Side effects such as tightening/slacking of the skin and thickening/thinning of the blood can definitely cause your tattoo not to be what you want and as such it is always recommended that you check the packaging of any numbing cream you intend to use. to ensure the product is safe for tattoos.

All of the numbing creams recommended above can be used before tattooing.

Where do tattoos hurt the least?

The pain table below contains a selection of locations where tattoos are generally less painful compared to the areas listed above.

Depending on the specific area, the lower parts of the body tend to have more flesh/fatty tissue protecting the bone or less sensitive nerve endings branching around the skin (or both).

Also, when tattooed, these areas of pain tend to cause less psychological anxiety (spurring yourself into a lip or nipple tattoo is not an easy task). Feeling more relaxed and less nervous/tense often helps reduce the body's perception of pain.

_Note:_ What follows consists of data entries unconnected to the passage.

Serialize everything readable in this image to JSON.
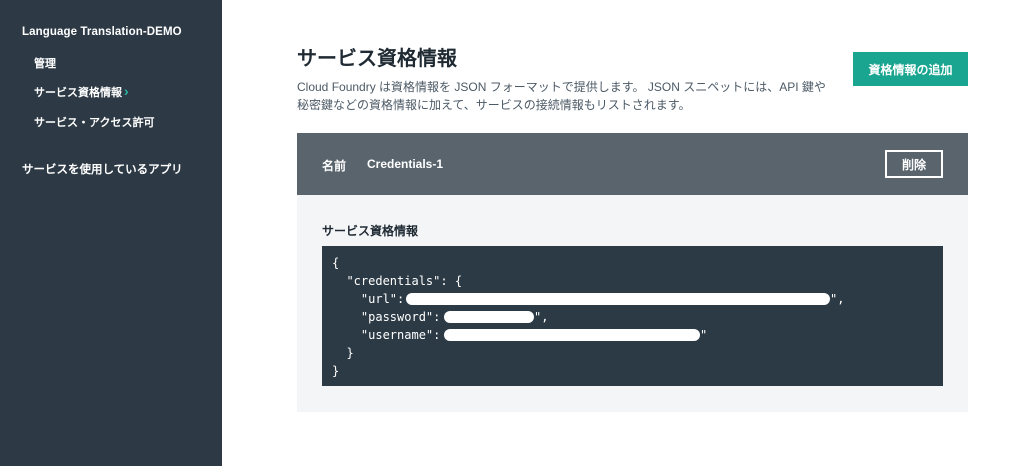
{
  "sidebar": {
    "service_title": "Language Translation-DEMO",
    "items": [
      {
        "label": "管理"
      },
      {
        "label": "サービス資格情報",
        "active": true
      },
      {
        "label": "サービス・アクセス許可"
      }
    ],
    "active_indicator": "›",
    "connected_apps_label": "サービスを使用しているアプリ"
  },
  "main": {
    "title": "サービス資格情報",
    "description": "Cloud Foundry は資格情報を JSON フォーマットで提供します。 JSON スニペットには、API 鍵や秘密鍵などの資格情報に加えて、サービスの接続情報もリストされます。",
    "add_button_label": "資格情報の追加"
  },
  "credential": {
    "name_label": "名前",
    "name_value": "Credentials-1",
    "delete_button_label": "削除",
    "section_label": "サービス資格情報",
    "json_lines": [
      "{",
      "  \"credentials\": {",
      "    \"url\": \"",
      "    \"password\": \"",
      "    \"username\": \"",
      "  }",
      "}"
    ],
    "url_suffix": "\",",
    "password_suffix": "\",",
    "username_suffix": "\""
  },
  "colors": {
    "sidebar_bg": "#2d3a45",
    "accent": "#1aa590",
    "card_header_bg": "#59646d",
    "code_bg": "#2b3a45"
  }
}
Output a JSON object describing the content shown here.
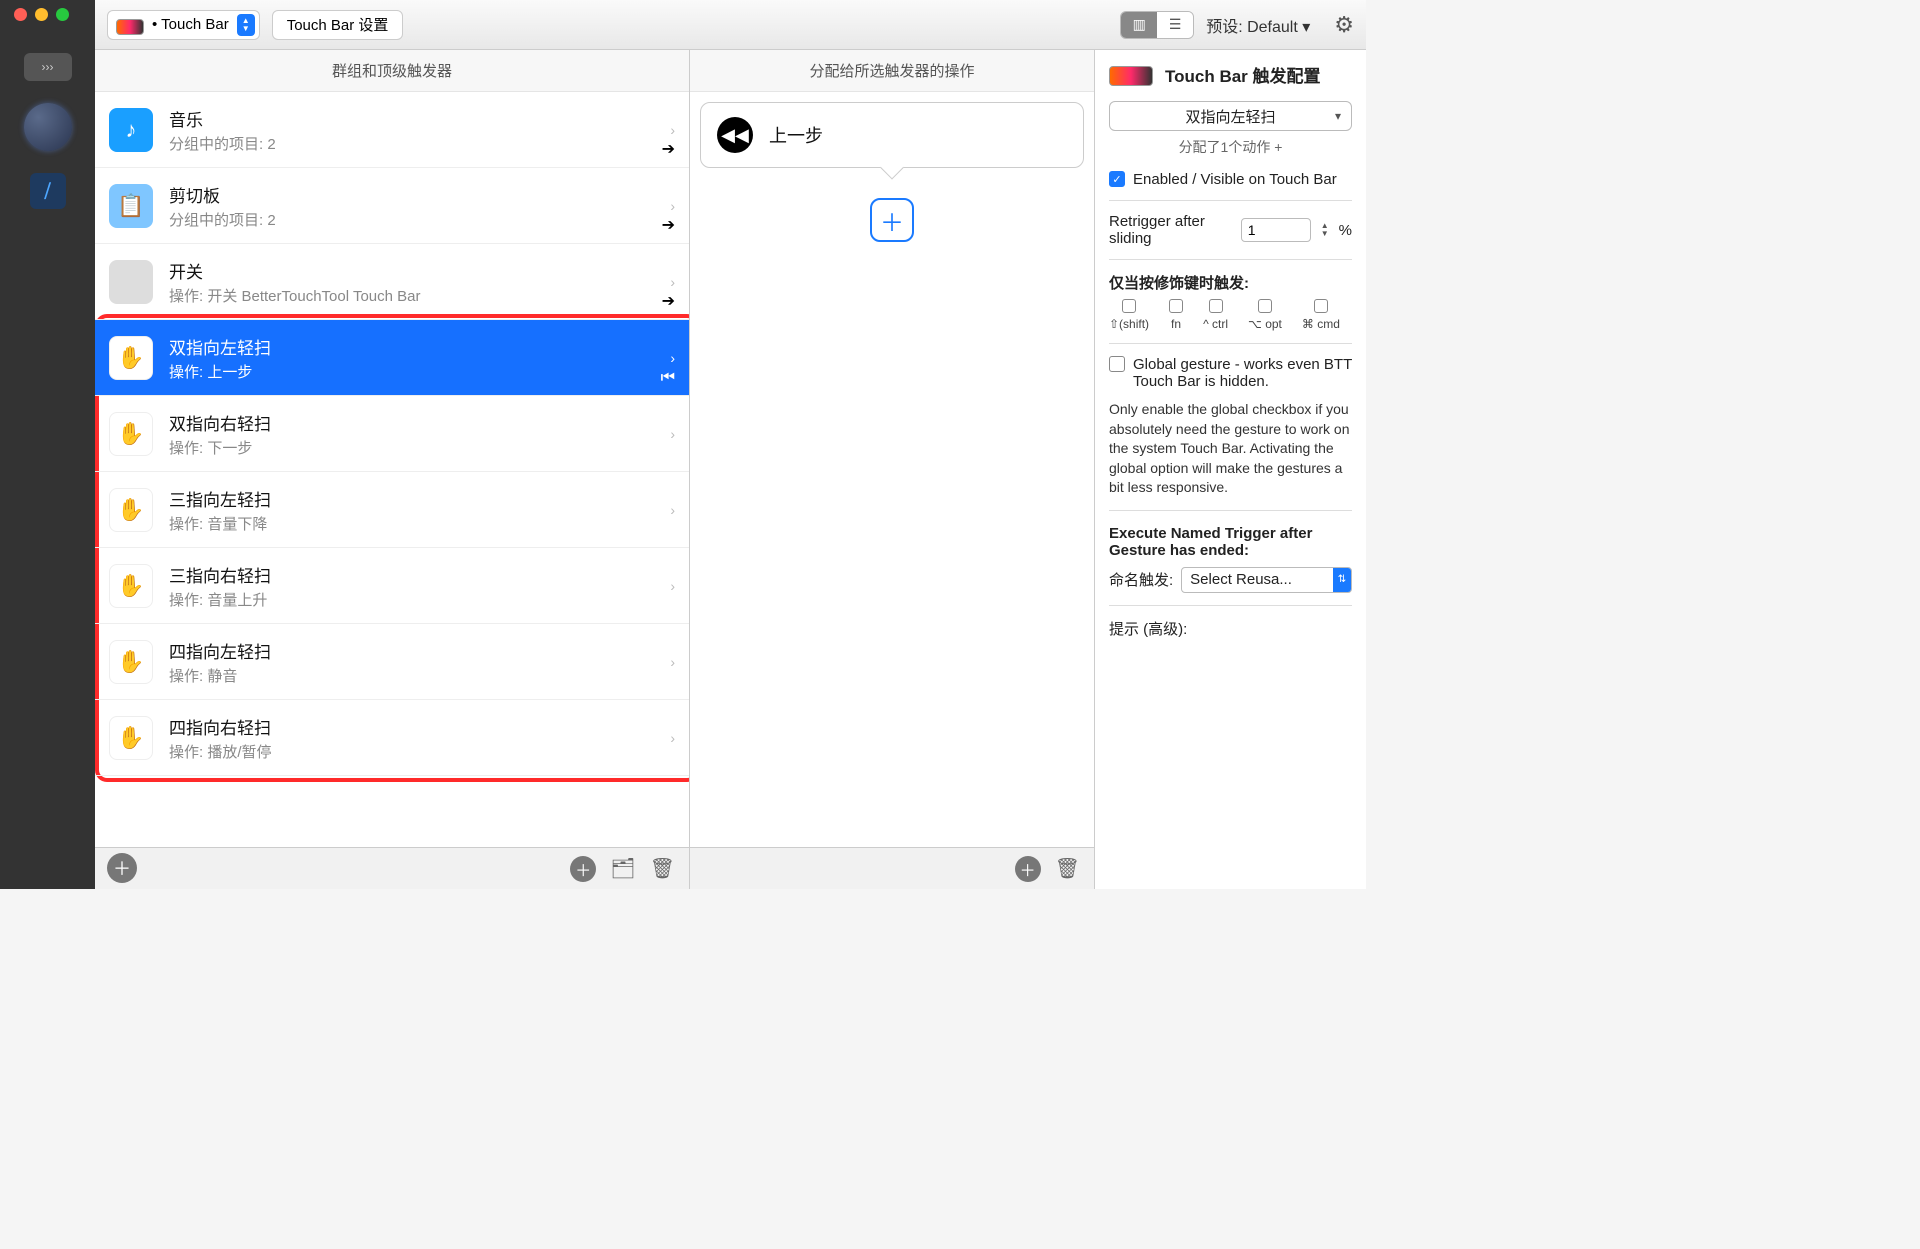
{
  "toolbar": {
    "context_label": "• Touch Bar",
    "settings_btn": "Touch Bar 设置",
    "preset_label": "预设: Default ▾"
  },
  "columns": {
    "triggers_header": "群组和顶级触发器",
    "actions_header": "分配给所选触发器的操作"
  },
  "triggers": [
    {
      "title": "音乐",
      "sub": "分组中的项目: 2",
      "icon": "folder-music"
    },
    {
      "title": "剪切板",
      "sub": "分组中的项目: 2",
      "icon": "folder-clip"
    },
    {
      "title": "开关",
      "sub": "操作: 开关 BetterTouchTool Touch Bar",
      "icon": "avatar"
    },
    {
      "title": "双指向左轻扫",
      "sub": "操作: 上一步",
      "icon": "hand",
      "selected": true
    },
    {
      "title": "双指向右轻扫",
      "sub": "操作: 下一步",
      "icon": "hand"
    },
    {
      "title": "三指向左轻扫",
      "sub": "操作: 音量下降",
      "icon": "hand"
    },
    {
      "title": "三指向右轻扫",
      "sub": "操作: 音量上升",
      "icon": "hand"
    },
    {
      "title": "四指向左轻扫",
      "sub": "操作: 静音",
      "icon": "hand"
    },
    {
      "title": "四指向右轻扫",
      "sub": "操作: 播放/暂停",
      "icon": "hand"
    }
  ],
  "action": {
    "title": "上一步"
  },
  "inspector": {
    "title": "Touch Bar 触发配置",
    "gesture_select": "双指向左轻扫",
    "assigned": "分配了1个动作 +",
    "enabled_label": "Enabled / Visible on Touch Bar",
    "retrigger_label": "Retrigger after sliding",
    "retrigger_value": "1",
    "percent": "%",
    "mod_heading": "仅当按修饰键时触发:",
    "mods": [
      "⇧(shift)",
      "fn",
      "^ ctrl",
      "⌥ opt",
      "⌘ cmd"
    ],
    "global_label": "Global gesture - works even BTT Touch Bar is hidden.",
    "global_help": "Only enable the global checkbox if you absolutely need the gesture to work on the system Touch Bar. Activating the global option will make the gestures a bit less responsive.",
    "exec_label": "Execute Named Trigger after Gesture has ended:",
    "named_label": "命名触发:",
    "named_value": "Select Reusa...",
    "hint_label": "提示 (高级):"
  }
}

Tattoo Pain Chart: A scale of how much tattoos hurt - AuthorityTattoo (2)

Will my tattoo definitely hurt?

unfortunately,All tattoos stab; There is no other way to work around this problem. No matter what pain chart your tattoo lands on, your skin is still being pierced hundreds of times a minute, and 99% of people will experience at least a little pain as their nerve endings spread to every inch of your body.

The biggest deciding factor is of course the actual onePlace to get a tattoo on your body. Chest tattoos almost always cause more pain than upper arm tattoos, for example.

But at the end of the day, tattoo pain charts and scales only give you a very rough idea of ​​how much your personal tattooing experience will hurt and how painful each pin prick will be against your nerves. terminations.

A person with a more pain sensitive body will generally experience more pain during a tattoo session than a person with a higher pain tolerance. However, it is acomplete myththat all tattoos cause excruciating pain.

If you want to get even more knowledge about tattoos and tattoo pain specifically, then visit ourthe most painful tattooseless painful tattoosGuides can help you.